Stuey Lewis Against All Odds: Stories from the Third Grade is the follow-up to 2011’s The One and Only Stuey Lewis: Stories from the Second Grade. The new book contains four stories, each about a different episode in Stuey’s third grade year. In "Give Me Space", Stuey and his class organize a virtual field trip to the space science center where his dad works. In "First-Time Fliers", Stuey and his brother Anthony fly to their father’s for Christmas. "Queen for a Day" is about Stuey and Anthony’s attempts to make their mother feel like a queen on mother’s day, and "Best in Show" focuses on the class pet show, for which Stuey does not have an animal to share.
The “against all odds” part of the title implies that this book will see Stuey overcoming a lot of adversity, but I don’t think that is a fair representation of what the stories actually talk about. While Stuey does sometimes have trouble with the challenges of having divorced parents, he is a pretty easygoing, upbeat character, and he never really describes his problems as overwhelming obstacles. “Against all Odds” has a nice ring to it, but I wish the book had a more engaging title, as the stories themselves do.
The writing itself is solid, and heavy on the dialogue, which is nice for kids who are intimidated or simply bored by long, descriptive paragraphs. There are quite a few characters introduced across the four stories, but each one’s personality comes through clearly in just a few spoken words. The best example of this is Lilly Stanley, whose annoying personality is illustrated using statements such as this one, where she corrects the classroom teacher, Ginger.
“You said Friday night when you meant to say Friday morning, Ginger,” Lilly interrupts. “But don’t worry, I get confused sometimes when I’m excited, too.”
It’s not just what she says, but how she says it that really fleshes out her character, even without any description written into the story.

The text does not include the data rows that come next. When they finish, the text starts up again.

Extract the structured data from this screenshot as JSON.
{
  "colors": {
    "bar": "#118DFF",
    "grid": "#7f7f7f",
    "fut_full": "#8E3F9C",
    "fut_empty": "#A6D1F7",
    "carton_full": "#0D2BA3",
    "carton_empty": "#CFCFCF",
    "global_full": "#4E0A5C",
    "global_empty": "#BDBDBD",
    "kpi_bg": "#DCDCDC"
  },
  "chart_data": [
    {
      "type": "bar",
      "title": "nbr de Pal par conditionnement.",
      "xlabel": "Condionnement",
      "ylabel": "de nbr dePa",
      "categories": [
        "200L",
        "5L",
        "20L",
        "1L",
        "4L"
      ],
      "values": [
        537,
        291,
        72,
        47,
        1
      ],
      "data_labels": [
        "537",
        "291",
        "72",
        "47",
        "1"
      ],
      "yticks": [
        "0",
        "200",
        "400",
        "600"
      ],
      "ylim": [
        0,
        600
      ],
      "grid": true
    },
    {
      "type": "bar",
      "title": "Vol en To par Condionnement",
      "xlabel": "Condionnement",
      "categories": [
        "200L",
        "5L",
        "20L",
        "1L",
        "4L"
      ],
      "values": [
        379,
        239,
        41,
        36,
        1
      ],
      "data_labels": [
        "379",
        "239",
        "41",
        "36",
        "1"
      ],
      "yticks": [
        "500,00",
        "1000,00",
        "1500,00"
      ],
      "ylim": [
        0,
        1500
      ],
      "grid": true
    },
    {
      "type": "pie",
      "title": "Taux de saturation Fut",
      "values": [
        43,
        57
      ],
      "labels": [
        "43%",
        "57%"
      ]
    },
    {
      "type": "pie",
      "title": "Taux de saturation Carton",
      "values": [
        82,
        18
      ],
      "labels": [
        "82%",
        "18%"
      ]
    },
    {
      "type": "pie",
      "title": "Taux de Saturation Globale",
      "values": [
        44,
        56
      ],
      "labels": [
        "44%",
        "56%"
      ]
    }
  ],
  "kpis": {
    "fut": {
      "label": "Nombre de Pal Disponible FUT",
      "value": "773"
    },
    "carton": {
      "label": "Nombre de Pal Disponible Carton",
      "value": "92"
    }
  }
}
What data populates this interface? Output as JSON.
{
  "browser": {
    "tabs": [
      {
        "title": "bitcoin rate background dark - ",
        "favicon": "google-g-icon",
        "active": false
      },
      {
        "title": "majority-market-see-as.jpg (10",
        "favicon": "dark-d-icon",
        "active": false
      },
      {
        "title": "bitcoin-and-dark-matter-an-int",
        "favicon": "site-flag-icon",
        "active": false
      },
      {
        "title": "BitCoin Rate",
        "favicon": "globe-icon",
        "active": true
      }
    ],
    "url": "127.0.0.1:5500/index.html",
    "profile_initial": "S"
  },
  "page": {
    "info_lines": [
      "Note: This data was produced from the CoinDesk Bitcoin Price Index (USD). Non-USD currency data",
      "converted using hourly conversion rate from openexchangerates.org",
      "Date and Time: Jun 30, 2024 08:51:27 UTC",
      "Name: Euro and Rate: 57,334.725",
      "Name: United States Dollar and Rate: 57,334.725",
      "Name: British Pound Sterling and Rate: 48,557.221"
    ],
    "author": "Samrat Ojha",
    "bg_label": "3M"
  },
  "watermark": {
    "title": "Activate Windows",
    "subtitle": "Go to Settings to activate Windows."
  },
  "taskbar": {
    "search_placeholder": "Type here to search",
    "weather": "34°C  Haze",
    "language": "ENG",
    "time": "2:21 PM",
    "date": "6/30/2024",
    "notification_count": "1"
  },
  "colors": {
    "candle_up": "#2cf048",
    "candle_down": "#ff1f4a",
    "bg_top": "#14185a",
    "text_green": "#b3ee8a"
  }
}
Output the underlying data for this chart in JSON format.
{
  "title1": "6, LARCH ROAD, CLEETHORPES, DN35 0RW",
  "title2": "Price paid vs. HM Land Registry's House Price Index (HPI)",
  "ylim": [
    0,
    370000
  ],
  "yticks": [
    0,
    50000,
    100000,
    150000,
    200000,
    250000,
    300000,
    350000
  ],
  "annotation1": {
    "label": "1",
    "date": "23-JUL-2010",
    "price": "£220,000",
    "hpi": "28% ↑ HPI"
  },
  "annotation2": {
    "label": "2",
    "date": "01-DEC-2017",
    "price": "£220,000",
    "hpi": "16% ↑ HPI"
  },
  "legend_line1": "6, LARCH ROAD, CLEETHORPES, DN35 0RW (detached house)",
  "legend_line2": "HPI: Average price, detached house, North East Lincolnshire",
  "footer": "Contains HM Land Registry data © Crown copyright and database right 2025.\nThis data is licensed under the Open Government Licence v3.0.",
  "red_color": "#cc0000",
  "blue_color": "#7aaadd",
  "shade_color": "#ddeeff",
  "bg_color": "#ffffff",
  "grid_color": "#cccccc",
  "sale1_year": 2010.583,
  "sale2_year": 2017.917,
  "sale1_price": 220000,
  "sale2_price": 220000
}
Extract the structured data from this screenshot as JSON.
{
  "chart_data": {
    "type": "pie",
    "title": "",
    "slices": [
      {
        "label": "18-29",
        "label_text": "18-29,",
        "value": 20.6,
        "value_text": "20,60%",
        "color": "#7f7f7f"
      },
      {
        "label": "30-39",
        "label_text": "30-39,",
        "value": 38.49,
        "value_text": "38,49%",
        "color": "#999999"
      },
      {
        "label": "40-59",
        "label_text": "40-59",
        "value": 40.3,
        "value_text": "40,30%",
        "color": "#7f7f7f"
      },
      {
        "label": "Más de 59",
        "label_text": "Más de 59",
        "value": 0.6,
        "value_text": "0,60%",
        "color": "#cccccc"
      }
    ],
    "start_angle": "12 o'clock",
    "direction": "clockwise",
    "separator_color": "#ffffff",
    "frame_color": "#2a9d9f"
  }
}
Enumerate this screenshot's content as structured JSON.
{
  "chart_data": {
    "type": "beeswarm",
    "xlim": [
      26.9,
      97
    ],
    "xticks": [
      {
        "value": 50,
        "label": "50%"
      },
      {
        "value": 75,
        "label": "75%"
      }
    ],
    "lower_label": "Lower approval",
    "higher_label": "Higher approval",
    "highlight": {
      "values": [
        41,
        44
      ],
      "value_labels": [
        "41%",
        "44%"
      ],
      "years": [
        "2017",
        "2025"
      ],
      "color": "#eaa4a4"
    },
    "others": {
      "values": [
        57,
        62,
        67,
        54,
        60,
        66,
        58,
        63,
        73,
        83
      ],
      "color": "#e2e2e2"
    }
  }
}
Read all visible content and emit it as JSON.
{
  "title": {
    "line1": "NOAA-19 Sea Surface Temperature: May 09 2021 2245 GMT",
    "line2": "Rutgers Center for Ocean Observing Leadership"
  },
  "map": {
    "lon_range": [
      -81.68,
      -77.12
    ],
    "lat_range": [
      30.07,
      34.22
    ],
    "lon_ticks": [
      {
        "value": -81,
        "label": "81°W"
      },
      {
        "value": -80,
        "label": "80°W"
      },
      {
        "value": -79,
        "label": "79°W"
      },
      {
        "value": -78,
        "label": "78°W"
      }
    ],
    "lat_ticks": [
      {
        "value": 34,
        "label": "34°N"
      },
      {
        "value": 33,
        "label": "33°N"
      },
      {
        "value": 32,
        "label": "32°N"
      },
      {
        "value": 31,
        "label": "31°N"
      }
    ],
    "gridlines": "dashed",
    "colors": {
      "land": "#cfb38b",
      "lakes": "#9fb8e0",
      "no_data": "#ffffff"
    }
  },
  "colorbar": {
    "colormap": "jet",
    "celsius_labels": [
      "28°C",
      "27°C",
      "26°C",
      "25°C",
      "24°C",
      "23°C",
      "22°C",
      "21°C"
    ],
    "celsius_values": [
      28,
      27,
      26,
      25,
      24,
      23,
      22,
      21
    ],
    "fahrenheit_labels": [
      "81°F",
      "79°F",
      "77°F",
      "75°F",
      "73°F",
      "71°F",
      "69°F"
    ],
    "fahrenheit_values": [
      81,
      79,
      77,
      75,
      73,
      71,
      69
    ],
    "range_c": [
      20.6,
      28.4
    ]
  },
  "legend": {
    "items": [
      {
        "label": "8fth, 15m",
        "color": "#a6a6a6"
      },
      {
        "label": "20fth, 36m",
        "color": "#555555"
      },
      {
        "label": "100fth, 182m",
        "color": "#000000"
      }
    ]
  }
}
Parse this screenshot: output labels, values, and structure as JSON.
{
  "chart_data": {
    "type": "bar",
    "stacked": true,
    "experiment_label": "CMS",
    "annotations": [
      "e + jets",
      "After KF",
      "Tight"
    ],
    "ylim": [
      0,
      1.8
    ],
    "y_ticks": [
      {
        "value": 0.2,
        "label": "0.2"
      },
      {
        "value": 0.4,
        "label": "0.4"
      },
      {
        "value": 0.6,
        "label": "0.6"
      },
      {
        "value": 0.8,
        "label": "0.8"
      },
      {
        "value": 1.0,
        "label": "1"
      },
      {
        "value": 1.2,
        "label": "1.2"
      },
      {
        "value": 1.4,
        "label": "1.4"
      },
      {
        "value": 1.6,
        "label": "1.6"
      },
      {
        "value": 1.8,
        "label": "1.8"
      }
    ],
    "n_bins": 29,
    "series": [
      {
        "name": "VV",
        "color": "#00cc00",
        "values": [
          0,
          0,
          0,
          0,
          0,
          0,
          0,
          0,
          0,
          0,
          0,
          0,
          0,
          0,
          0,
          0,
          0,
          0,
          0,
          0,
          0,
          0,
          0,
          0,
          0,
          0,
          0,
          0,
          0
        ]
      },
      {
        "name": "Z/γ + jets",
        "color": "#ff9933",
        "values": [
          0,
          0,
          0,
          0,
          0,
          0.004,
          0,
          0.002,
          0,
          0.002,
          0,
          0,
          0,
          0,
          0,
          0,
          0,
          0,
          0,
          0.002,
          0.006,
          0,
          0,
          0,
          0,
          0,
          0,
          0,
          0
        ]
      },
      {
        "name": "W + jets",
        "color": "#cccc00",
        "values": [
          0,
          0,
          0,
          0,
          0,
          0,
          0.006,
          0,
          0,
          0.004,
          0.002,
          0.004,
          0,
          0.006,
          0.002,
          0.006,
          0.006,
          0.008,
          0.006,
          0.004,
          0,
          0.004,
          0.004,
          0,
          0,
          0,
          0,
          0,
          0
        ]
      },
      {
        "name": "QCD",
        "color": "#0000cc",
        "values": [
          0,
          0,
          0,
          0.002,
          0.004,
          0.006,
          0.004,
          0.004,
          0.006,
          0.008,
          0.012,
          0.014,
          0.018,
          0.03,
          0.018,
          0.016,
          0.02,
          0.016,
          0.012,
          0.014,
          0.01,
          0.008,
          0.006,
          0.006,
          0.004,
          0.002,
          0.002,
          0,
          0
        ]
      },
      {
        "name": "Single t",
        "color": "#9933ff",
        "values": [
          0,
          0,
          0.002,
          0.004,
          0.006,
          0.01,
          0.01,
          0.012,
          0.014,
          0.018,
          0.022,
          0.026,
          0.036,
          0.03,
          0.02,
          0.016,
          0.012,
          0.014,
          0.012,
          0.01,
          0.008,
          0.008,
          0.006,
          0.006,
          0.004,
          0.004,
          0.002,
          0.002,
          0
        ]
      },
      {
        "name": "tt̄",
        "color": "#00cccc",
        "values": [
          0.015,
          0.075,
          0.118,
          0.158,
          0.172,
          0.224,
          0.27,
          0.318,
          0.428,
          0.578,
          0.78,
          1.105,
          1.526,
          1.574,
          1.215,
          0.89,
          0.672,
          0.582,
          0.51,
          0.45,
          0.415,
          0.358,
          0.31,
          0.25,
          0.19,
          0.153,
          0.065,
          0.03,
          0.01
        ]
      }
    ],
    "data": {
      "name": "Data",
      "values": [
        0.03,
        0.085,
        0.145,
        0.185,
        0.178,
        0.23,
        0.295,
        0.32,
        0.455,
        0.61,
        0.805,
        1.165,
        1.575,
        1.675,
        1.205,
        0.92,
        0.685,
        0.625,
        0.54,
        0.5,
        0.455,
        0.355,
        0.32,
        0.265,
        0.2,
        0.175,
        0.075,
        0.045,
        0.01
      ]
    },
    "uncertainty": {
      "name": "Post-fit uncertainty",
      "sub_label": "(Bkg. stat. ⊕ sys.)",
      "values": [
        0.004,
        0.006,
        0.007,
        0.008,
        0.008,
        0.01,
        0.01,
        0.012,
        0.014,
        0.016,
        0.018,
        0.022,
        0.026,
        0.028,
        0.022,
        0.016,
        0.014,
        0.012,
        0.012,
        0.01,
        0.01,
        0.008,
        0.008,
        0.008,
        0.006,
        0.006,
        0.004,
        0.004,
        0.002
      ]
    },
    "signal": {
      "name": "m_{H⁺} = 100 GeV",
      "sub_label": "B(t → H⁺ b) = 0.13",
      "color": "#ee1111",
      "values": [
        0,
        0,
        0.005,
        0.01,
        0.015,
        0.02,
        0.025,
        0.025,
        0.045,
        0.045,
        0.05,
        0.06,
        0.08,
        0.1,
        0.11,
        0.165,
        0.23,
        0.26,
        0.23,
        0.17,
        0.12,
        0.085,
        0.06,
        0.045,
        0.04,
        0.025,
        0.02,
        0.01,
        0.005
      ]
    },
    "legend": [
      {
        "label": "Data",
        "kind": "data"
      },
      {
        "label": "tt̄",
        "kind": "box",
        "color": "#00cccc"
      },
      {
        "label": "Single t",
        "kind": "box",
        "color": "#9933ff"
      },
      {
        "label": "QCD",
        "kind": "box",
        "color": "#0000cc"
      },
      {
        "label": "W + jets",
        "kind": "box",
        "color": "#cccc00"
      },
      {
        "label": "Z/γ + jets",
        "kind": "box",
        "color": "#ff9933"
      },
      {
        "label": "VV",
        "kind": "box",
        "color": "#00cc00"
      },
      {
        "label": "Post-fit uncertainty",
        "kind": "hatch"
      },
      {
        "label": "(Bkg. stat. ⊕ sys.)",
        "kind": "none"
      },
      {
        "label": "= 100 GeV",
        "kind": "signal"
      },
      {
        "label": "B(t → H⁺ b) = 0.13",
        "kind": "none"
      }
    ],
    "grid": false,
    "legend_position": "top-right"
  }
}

Dialogue also keeps the plot moving forward and provides exposition and context in a straightforward, but not boring, way. I especially like the interactions between Stuey and his friend, Will, and between Stuey and his brother, Anthony.
Stuey is an authentic representation of the mind of an eight-year-old boy. He falls somewhere in the middle of the spectrum, about halfway between troublemaker characters like Calvin Coconut and Horrid Henry and worrywarts like Alvin Ho and Justin Case. Stuey Lewis Against All Odds will appeal to fans of the Stink Books, Marty McGuire, and Freckle Juice.
I borrowed Stuey Lewis Against All Odds: Stories from the Third Grade from my local public library.